It is easy to be wise after the event, but looking at Mail Online’s story about George Clooney’s future mother-in-law it is surprising that the piece did not ring alarm bells earlier on.
Clooney has condemned the story as a “fabrication” and said the central premise – that Baria Alamuddin is from the Druze religious sect and has been telling friends in Beirut that she is against the marriage of her daughter Amal to the actor – is untrue.
Clooney said: “Amal's mother is not Druze. She has not been to Beirut since Amal and I have been dating, and she is in no way against the marriage…”
The big question for me is why didn’t Mail Online put in a call about the story? Clooney must have plenty of PR handlers and it would be easy enough for Mail Online to make a check, but it does not appear to have done so.
Here’s an extract from version one of the piece, which was published on the website on Monday night (no longer online):
…the mom of Clooney's fiancée, Amal Alamuddin, is not so impressed with her daughter's choice – and instead wanted her to marry within their strict Lebanese religious sect, according to close family friends
You would think Amal has hit the jackpot with George Clooney, but Baria is not happy.
'She thinks Amal can do better. She has been telling half of Beirut, in fact anyone that will listen, there are five hundred thousand Druze. Are none of them good enough for her?
There can be harsh penalties for those Druze who marry outsiders. Several women have been murdered for disobeying the rules. Last year a Sunni Muslim man had his penis severed by the male relatives of a Druze woman who defied her family by marrying him.
The friend added: 'There have a been a few jokes in the family about the same thing happening to George!'
Their wedding, thought to be taking place near Lake Como on 12 September will not be a Druze wedding and Druze sheiks will not officiate, as Amal will be considered to be leaving the community and taking on the traditions of her husband, the source explained.
Press Gazette understands that the story came from a regular Mail Online contributor who in turn got it from a trusted source.
But it is difficult to understand how the world’s largest newspaper website could let something like this slip through.
The version which appeared in the print edition of the Daily Mail has been subbed down:
Close family friends told the Daily Mail that 66-year-old Mrs Alamuddin, wants her daughter to find a man within the strict Muslim sect to which her family belongs.
Originally from Lebanon, the Alamuddins are a prominent family within the Druze community, a medieval offshoot of Islam which forbids marriages to outsiders.
A Lebanese family friend, who lives in London, told the Mail: You would think Amal has hit the jackpot with George Clooney, but Baria is not happy.
She thinks Amal can do better. She has been telling half of Beirut, in fact anyone that will listen, there are 500,000 Druze. Are none of them good enough for her?'
While it omits the more tasteless parts of the online version, it retains the central fact which Clooney says is wrong. And he should know.
And it again raises the question of why no call was put it to check the central premise of the story and seek a response.

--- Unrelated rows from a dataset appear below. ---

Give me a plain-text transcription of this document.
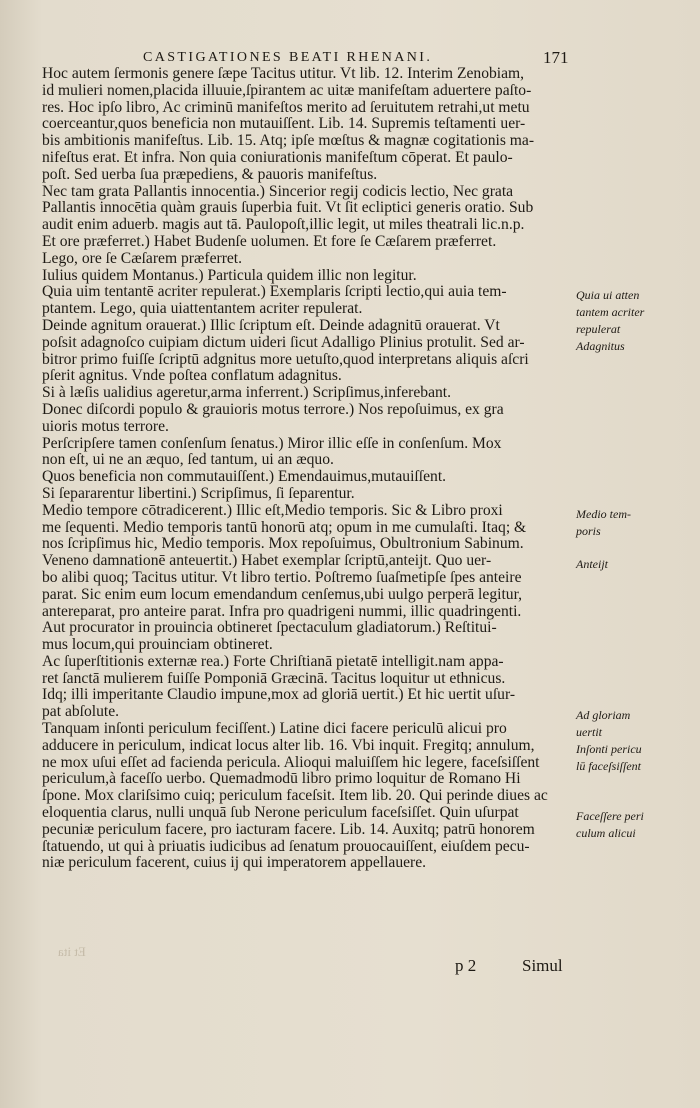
CASTIGATIONES BEATI RHENANI.	171
Hoc autem ſermonis genere ſæpe Tacitus utitur. Vt lib. 12. Interim Zenobiam,
id mulieri nomen,placida illuuie,ſpirantem ac uitæ manifeſtam aduertere paſto-
res. Hoc ipſo libro, Ac criminū manifeſtos merito ad ſeruitutem retrahi,ut metu
coerceantur,quos beneficia non mutauiſſent. Lib. 14. Supremis teſtamenti uer-
bis ambitionis manifeſtus. Lib. 15. Atq; ipſe mœſtus & magnæ cogitationis ma-
nifeſtus erat. Et infra. Non quia coniurationis manifeſtum cōperat. Et paulo-
poſt. Sed uerba ſua præpediens, & pauoris manifeſtus.
Nec tam grata Pallantis innocentia.) Sincerior regij codicis lectio, Nec grata
Pallantis innocētia quàm grauis ſuperbia fuit. Vt ſit ecliptici generis oratio. Sub
audit enim aduerb. magis aut tā. Paulopoſt,illic legit, ut miles theatrali lic.n.p.
Et ore præferret.) Habet Budenſe uolumen. Et fore ſe Cæſarem præferret.
Lego, ore ſe Cæſarem præferret.
Iulius quidem Montanus.) Particula quidem illic non legitur.
Quia uim tentantē acriter repulerat.) Exemplaris ſcripti lectio,qui auia tem-
ptantem. Lego, quia uiattentantem acriter repulerat.
Deinde agnitum orauerat.) Illic ſcriptum eſt. Deinde adagnitū orauerat. Vt
poſsit adagnoſco cuipiam dictum uideri ſicut Adalligo Plinius protulit. Sed ar-
bitror primo fuiſſe ſcriptū adgnitus more uetuſto,quod interpretans aliquis aſcri
pſerit agnitus. Vnde poſtea conflatum adagnitus.
Si à læſis ualidius ageretur,arma inferrent.) Scripſimus,inferebant.
Donec diſcordi populo & grauioris motus terrore.) Nos repoſuimus, ex gra
uioris motus terrore.
Perſcripſere tamen conſenſum ſenatus.) Miror illic eſſe in conſenſum. Mox
non eſt, ui ne an æquo, ſed tantum, ui an æquo.
Quos beneficia non commutauiſſent.) Emendauimus,mutauiſſent.
Si ſepararentur libertini.) Scripſimus, ſi ſeparentur.
Medio tempore cōtradicerent.) Illic eſt,Medio temporis. Sic & Libro proxi
me ſequenti. Medio temporis tantū honorū atq; opum in me cumulaſti. Itaq; &
nos ſcripſimus hic, Medio temporis. Mox repoſuimus, Obultronium Sabinum.
Veneno damnationē anteuertit.) Habet exemplar ſcriptū,anteijt. Quo uer-
bo alibi quoq; Tacitus utitur. Vt libro tertio. Poſtremo ſuaſmetipſe ſpes anteire
parat. Sic enim eum locum emendandum cenſemus,ubi uulgo perperā legitur,
antereparat, pro anteire parat. Infra pro quadrigeni nummi, illic quadringenti.
Aut procurator in prouincia obtineret ſpectaculum gladiatorum.) Reſtitui-
mus locum,qui prouinciam obtineret.
Ac ſuperſtitionis externæ rea.) Forte Chriſtianā pietatē intelligit.nam appa-
ret ſanctā mulierem fuiſſe Pomponiā Græcinā. Tacitus loquitur ut ethnicus.
Idq; illi imperitante Claudio impune,mox ad gloriā uertit.) Et hic uertit uſur-
pat abſolute.
Tanquam inſonti periculum feciſſent.) Latine dici facere periculū alicui pro
adducere in periculum, indicat locus alter lib. 16. Vbi inquit. Fregitq; annulum,
ne mox uſui eſſet ad facienda pericula. Alioqui maluiſſem hic legere, faceſsiſſent
periculum,à faceſſo uerbo. Quemadmodū libro primo loquitur de Romano Hi
ſpone. Mox clariſsimo cuiq; periculum faceſsit. Item lib. 20. Qui perinde diues ac
eloquentia clarus, nulli unquā ſub Nerone periculum faceſsiſſet. Quin uſurpat
pecuniæ periculum facere, pro iacturam facere. Lib. 14. Auxitq; patrū honorem
ſtatuendo, ut qui à priuatis iudicibus ad ſenatum prouocauiſſent, eiuſdem pecu-
niæ periculum facerent, cuius ij qui imperatorem appellauere.
Quia ui atten
tantem acriter
repulerat
Adagnitus
Medio tem-
poris
Anteijt
Ad gloriam
uertit
Inſonti pericu
lū faceſsiſſent
Faceſſere peri
culum alicui
Et ita
p 2	Simul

Perhaps the print editors felt safe using information which had already been published by the paper online?
It is worth noting that Mail Online and the Daily Mail newspaper are separate editorial operations with separate editors.
Quite apart from the libel risk, isn’t common professional courtesy to place a call into the target of any story – particularly a disparaging one?

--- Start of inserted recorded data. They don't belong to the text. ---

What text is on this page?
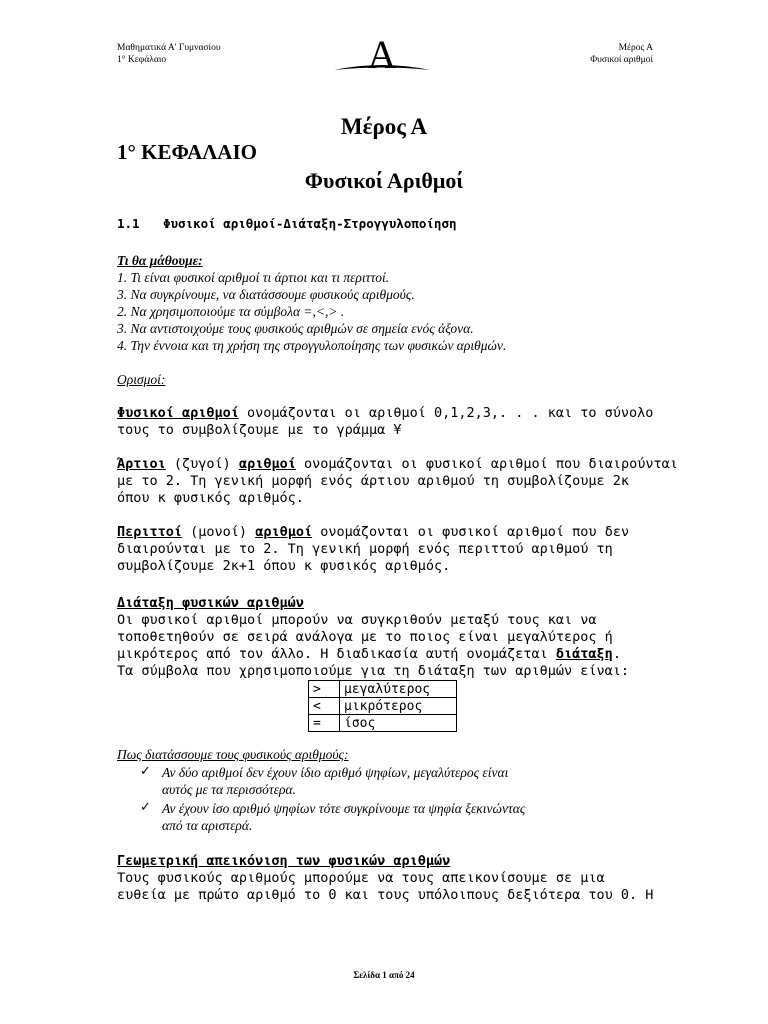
Μαθηματικά Α' Γυμνασίου
1° Κεφάλαιο	A	Μέρος Α
Φυσικοί αριθμοί
Μέρος Α
1° ΚΕΦΑΛΑΙΟ
Φυσικοί Αριθμοί
1.1 Φυσικοί αριθμοί-Διάταξη-Στρογγυλοποίηση
Τι θα μάθουμε:
1. Τι είναι φυσικοί αριθμοί τι άρτιοι και τι περιττοί.
3. Να συγκρίνουμε, να διατάσσουμε φυσικούς αριθμούς.
2. Να χρησιμοποιούμε τα σύμβολα =,<,> .
3. Να αντιστοιχούμε τους φυσικούς αριθμών σε σημεία ενός άξονα.
4. Την έννοια και τη χρήση της στρογγυλοποίησης των φυσικών αριθμών.
Ορισμοί:
Φυσικοί αριθμοί ονομάζονται οι αριθμοί 0,1,2,3,. . . και το σύνολο
τους το συμβολίζουμε με το γράμμα ¥
Άρτιοι (ζυγοί) αριθμοί ονομάζονται οι φυσικοί αριθμοί που διαιρούνται
με το 2. Τη γενική μορφή ενός άρτιου αριθμού τη συμβολίζουμε 2κ
όπου κ φυσικός αριθμός.
Περιττοί (μονοί) αριθμοί ονομάζονται οι φυσικοί αριθμοί που δεν
διαιρούνται με το 2. Τη γενική μορφή ενός περιττού αριθμού τη
συμβολίζουμε 2κ+1 όπου κ φυσικός αριθμός.
Διάταξη φυσικών αριθμών
Οι φυσικοί αριθμοί μπορούν να συγκριθούν μεταξύ τους και να
τοποθετηθούν σε σειρά ανάλογα με το ποιος είναι μεγαλύτερος ή
μικρότερος από τον άλλο. Η διαδικασία αυτή ονομάζεται διάταξη.
Τα σύμβολα που χρησιμοποιούμε για τη διάταξη των αριθμών είναι:
>	μεγαλύτερος
<	μικρότερος
=	ίσος
Πως διατάσσουμε τους φυσικούς αριθμούς:
✓ Αν δύο αριθμοί δεν έχουν ίδιο αριθμό ψηφίων, μεγαλύτερος είναι
αυτός με τα περισσότερα.
✓ Αν έχουν ίσο αριθμό ψηφίων τότε συγκρίνουμε τα ψηφία ξεκινώντας
από τα αριστερά.
Γεωμετρική απεικόνιση των φυσικών αριθμών
Τους φυσικούς αριθμούς μπορούμε να τους απεικονίσουμε σε μια
ευθεία με πρώτο αριθμό το 0 και τους υπόλοιπους δεξιότερα του 0. Η
Σελίδα 1 από 24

The Sun managed to get hold of Baria Alamuddin for this denial piece (which appeared before Clooney's article for USA Today).
After a strongly-worded piece by Clooney in USA today, the Mail has acted quickly to take the story down and apologise.
The irresponsibility, in this day and age, to exploit religious differences where none exist, is at the very least negligent and more appropriately dangerous. We have family members all over the world, and the idea that someone would inflame any part of that world for the sole reason of selling papers should be criminal.
A spokesman for Mail Online said:
We have removed the article from our website and will be contacting Mr Clooney's representatives to discuss giving him the opportunity to set the record straight.
The Mail said it has launched a full investigation into the matter and Press Gazette understands that it proposes to put new safeguards in place.